By recycling, we can reduce the quantity of plastic being manufactured as well as the plastics that end up in landfills.

2. Reduces fossil fuel consumption

Manufacturing plastic from scratch needs more energy than that needed for recycling. Moreover, we are fast running out of petroleum reserves. By recycling, the available fossil fuels can be put to better use. Both as a fuel and as raw material, fossil fuel consumption can be brought down with recycling.

3. Reduces demand on landfills

More plastic waste recycled means less will end up in landfills. This means the existing landfills won’t fill up as quickly. This translates to more land space for humans and animals. 

4. Makes oceans cleaner

It is estimated that 14 million tons of plastic waste find their way into the ocean every year. As they decompose, microplastics formed is a major source of threat to marine life. More recycling means fewer plastics turn up in the ocean.

Importance of recycling plastic

Often plastic is made out to be the villain of the whole story.
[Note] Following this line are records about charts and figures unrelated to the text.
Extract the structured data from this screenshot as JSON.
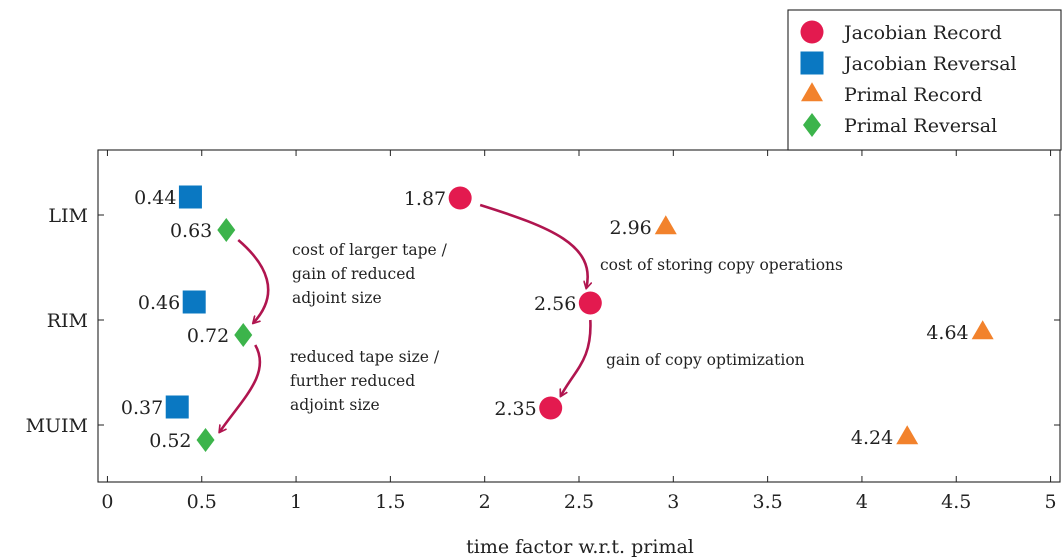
{
  "chart_data": {
    "type": "scatter",
    "xlabel": "time factor w.r.t. primal",
    "xlim": [
      -0.05,
      5.05
    ],
    "x_ticks": [
      0,
      0.5,
      1,
      1.5,
      2,
      2.5,
      3,
      3.5,
      4,
      4.5,
      5
    ],
    "x_tick_labels": [
      "0",
      "0.5",
      "1",
      "1.5",
      "2",
      "2.5",
      "3",
      "3.5",
      "4",
      "4.5",
      "5"
    ],
    "categories": [
      "LIM",
      "RIM",
      "MUIM"
    ],
    "grid": false,
    "legend_position": "top-right",
    "series": [
      {
        "name": "Jacobian Record",
        "marker": "circle",
        "color": "#e31a4f",
        "x": [
          1.87,
          2.56,
          2.35
        ],
        "labels": [
          "1.87",
          "2.56",
          "2.35"
        ]
      },
      {
        "name": "Jacobian Reversal",
        "marker": "square",
        "color": "#0a78c2",
        "x": [
          0.44,
          0.46,
          0.37
        ],
        "labels": [
          "0.44",
          "0.46",
          "0.37"
        ]
      },
      {
        "name": "Primal Record",
        "marker": "triangle",
        "color": "#f2822c",
        "x": [
          2.96,
          4.64,
          4.24
        ],
        "labels": [
          "2.96",
          "4.64",
          "4.24"
        ]
      },
      {
        "name": "Primal Reversal",
        "marker": "diamond",
        "color": "#3cb44b",
        "x": [
          0.63,
          0.72,
          0.52
        ],
        "labels": [
          "0.63",
          "0.72",
          "0.52"
        ]
      }
    ],
    "annotations": [
      {
        "lines": [
          "cost of larger tape /",
          "gain of reduced",
          "adjoint size"
        ],
        "arrow_from": {
          "series": "Primal Reversal",
          "category": "LIM"
        },
        "arrow_to": {
          "series": "Primal Reversal",
          "category": "RIM"
        }
      },
      {
        "lines": [
          "reduced tape size /",
          "further reduced",
          "adjoint size"
        ],
        "arrow_from": {
          "series": "Primal Reversal",
          "category": "RIM"
        },
        "arrow_to": {
          "series": "Primal Reversal",
          "category": "MUIM"
        }
      },
      {
        "lines": [
          "cost of storing copy operations"
        ],
        "arrow_from": {
          "series": "Jacobian Record",
          "category": "LIM"
        },
        "arrow_to": {
          "series": "Jacobian Record",
          "category": "RIM"
        }
      },
      {
        "lines": [
          "gain of copy optimization"
        ],
        "arrow_from": {
          "series": "Jacobian Record",
          "category": "RIM"
        },
        "arrow_to": {
          "series": "Jacobian Record",
          "category": "MUIM"
        }
      }
    ],
    "arrow_color": "#b0154f"
  }
}
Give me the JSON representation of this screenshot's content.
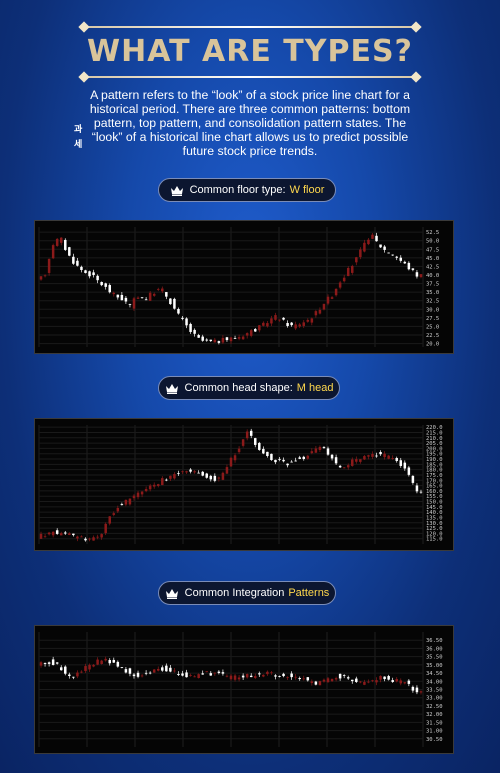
{
  "header": {
    "title": "WHAT ARE TYPES?",
    "intro": "A pattern refers to the “look” of a stock price line chart for a historical period. There are three common patterns: bottom pattern, top pattern, and consolidation pattern states. The “look” of a historical line chart allows us to predict possible future stock price trends.",
    "side_chars": [
      "과",
      "세"
    ]
  },
  "sections": [
    {
      "label": "Common floor type:",
      "highlight": "W floor"
    },
    {
      "label": "Common head shape:",
      "highlight": "M head"
    },
    {
      "label": "Common Integration",
      "highlight": "Patterns"
    }
  ],
  "colors": {
    "up": "#8b1a1a",
    "down": "#ffffff",
    "highlight": "#ffd84d",
    "title": "#d9c49a"
  },
  "chart_data": [
    {
      "type": "candlestick",
      "title": "",
      "ylim": [
        19,
        54
      ],
      "yticks": [
        "52.5",
        "50.0",
        "47.5",
        "45.0",
        "42.5",
        "40.0",
        "37.5",
        "35.0",
        "32.5",
        "30.0",
        "27.5",
        "25.0",
        "22.5",
        "20.0"
      ],
      "anchors": [
        38,
        40,
        49,
        51,
        46,
        43,
        41,
        40,
        38,
        36,
        34,
        33,
        31,
        34,
        33,
        35,
        36,
        33,
        29,
        26,
        23,
        21,
        20.5,
        20.5,
        21,
        21.5,
        22,
        23,
        24,
        25,
        27,
        28,
        26,
        25,
        26,
        27,
        29,
        32,
        34,
        38,
        41,
        44,
        48,
        52,
        49,
        47,
        46,
        44,
        42,
        40
      ]
    },
    {
      "type": "candlestick",
      "title": "",
      "ylim": [
        110,
        222
      ],
      "yticks": [
        "220.0",
        "215.0",
        "210.0",
        "205.0",
        "200.0",
        "195.0",
        "190.0",
        "185.0",
        "180.0",
        "175.0",
        "170.0",
        "165.0",
        "160.0",
        "155.0",
        "150.0",
        "145.0",
        "140.0",
        "135.0",
        "130.0",
        "125.0",
        "120.0",
        "115.0"
      ],
      "anchors": [
        117,
        119,
        121,
        120,
        118,
        116,
        115,
        116,
        120,
        135,
        145,
        150,
        155,
        160,
        165,
        168,
        172,
        175,
        178,
        180,
        176,
        173,
        170,
        175,
        190,
        200,
        215,
        205,
        195,
        190,
        188,
        186,
        190,
        192,
        198,
        202,
        195,
        185,
        182,
        188,
        190,
        192,
        195,
        193,
        190,
        185,
        175,
        160
      ]
    },
    {
      "type": "candlestick",
      "title": "",
      "ylim": [
        30,
        37
      ],
      "yticks": [
        "36.50",
        "36.00",
        "35.50",
        "35.00",
        "34.50",
        "34.00",
        "33.50",
        "33.00",
        "32.50",
        "32.00",
        "31.50",
        "31.00",
        "30.50"
      ],
      "anchors": [
        35.0,
        35.2,
        35.1,
        34.6,
        34.2,
        34.7,
        35.0,
        35.3,
        35.2,
        35.0,
        34.6,
        34.3,
        34.5,
        34.7,
        34.8,
        34.6,
        34.4,
        34.3,
        34.4,
        34.5,
        34.4,
        34.3,
        34.2,
        34.3,
        34.4,
        34.5,
        34.4,
        34.3,
        34.4,
        34.2,
        34.0,
        33.9,
        34.1,
        34.3,
        34.2,
        34.0,
        33.8,
        34.0,
        34.2,
        34.1,
        34.0,
        33.8,
        33.3
      ]
    }
  ]
}
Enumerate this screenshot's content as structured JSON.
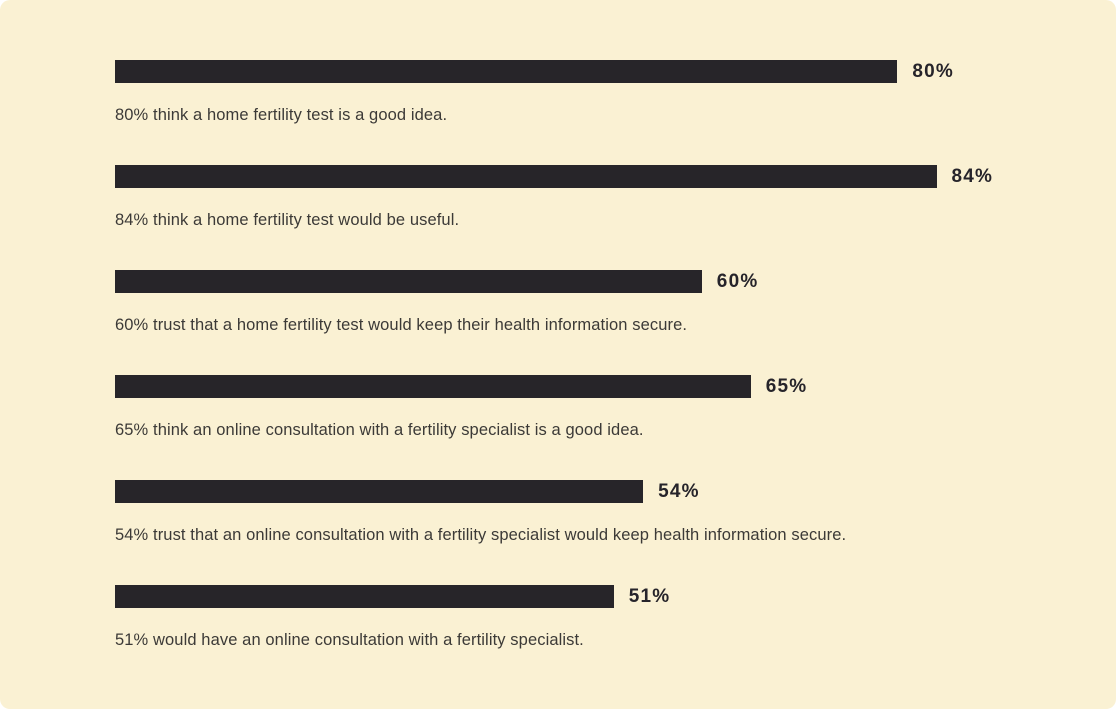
{
  "page": {
    "background_color": "#FAF1D3",
    "bar_color": "#272529",
    "label_color": "#26242A",
    "caption_color": "#3C3A37"
  },
  "chart_data": {
    "type": "bar",
    "orientation": "horizontal",
    "title": "",
    "xlabel": "",
    "ylabel": "",
    "xlim": [
      0,
      100
    ],
    "grid": false,
    "legend": false,
    "value_label_suffix": "%",
    "items": [
      {
        "value": 80,
        "label": "80%",
        "caption": "80% think a home fertility test is a good idea."
      },
      {
        "value": 84,
        "label": "84%",
        "caption": "84% think a home fertility test would be useful."
      },
      {
        "value": 60,
        "label": "60%",
        "caption": "60% trust that a home fertility test would keep their health information secure."
      },
      {
        "value": 65,
        "label": "65%",
        "caption": "65% think an online consultation with a fertility specialist is a good idea."
      },
      {
        "value": 54,
        "label": "54%",
        "caption": "54% trust that an online consultation with a fertility specialist would keep health information secure."
      },
      {
        "value": 51,
        "label": "51%",
        "caption": "51% would have an online consultation with a fertility specialist."
      }
    ]
  }
}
The problem doesn’t lie with the plastic. It is quite harmless. It is the way we humans understand and treat it that is creating a monster out of plastic. It is the reckless manufacturing and equally reckless use and disposal of plastics that are creating the problem. This is aided in equal measure by the lack of policies regulating the mess we are in.

The first alarm was sounded about plastic pollution in the early 1970s. Even with 50 years of concerted efforts by environmental lovers in raising awareness about the harmful effects of plastic pollution, the sad truth is that we are recycling less than 9% of the plastic waste generated. More than 50% is ending up in the landfills and the rest enters the water bodies and finally, ends up in the oceans.

As an individual, you can do a lot in resolving this issue. Here are some suggestions on how you can make an impact.

  • Say no to single-use plastics.
  • Stop buying water in bottles.
  • Don’t use products with microbeads.
  • Reduce ordering out. Cook at home.
  • Choose to buy second-hand products.
  • Buy bigger packages.
  • Carry your own bag for shopping.
  • Reduce. Reuse. Recycle. 

With your choice, you can put pressure on manufacturers as well as policymakers to turn things around. There is no point in waiting for someone to act. That someone is you.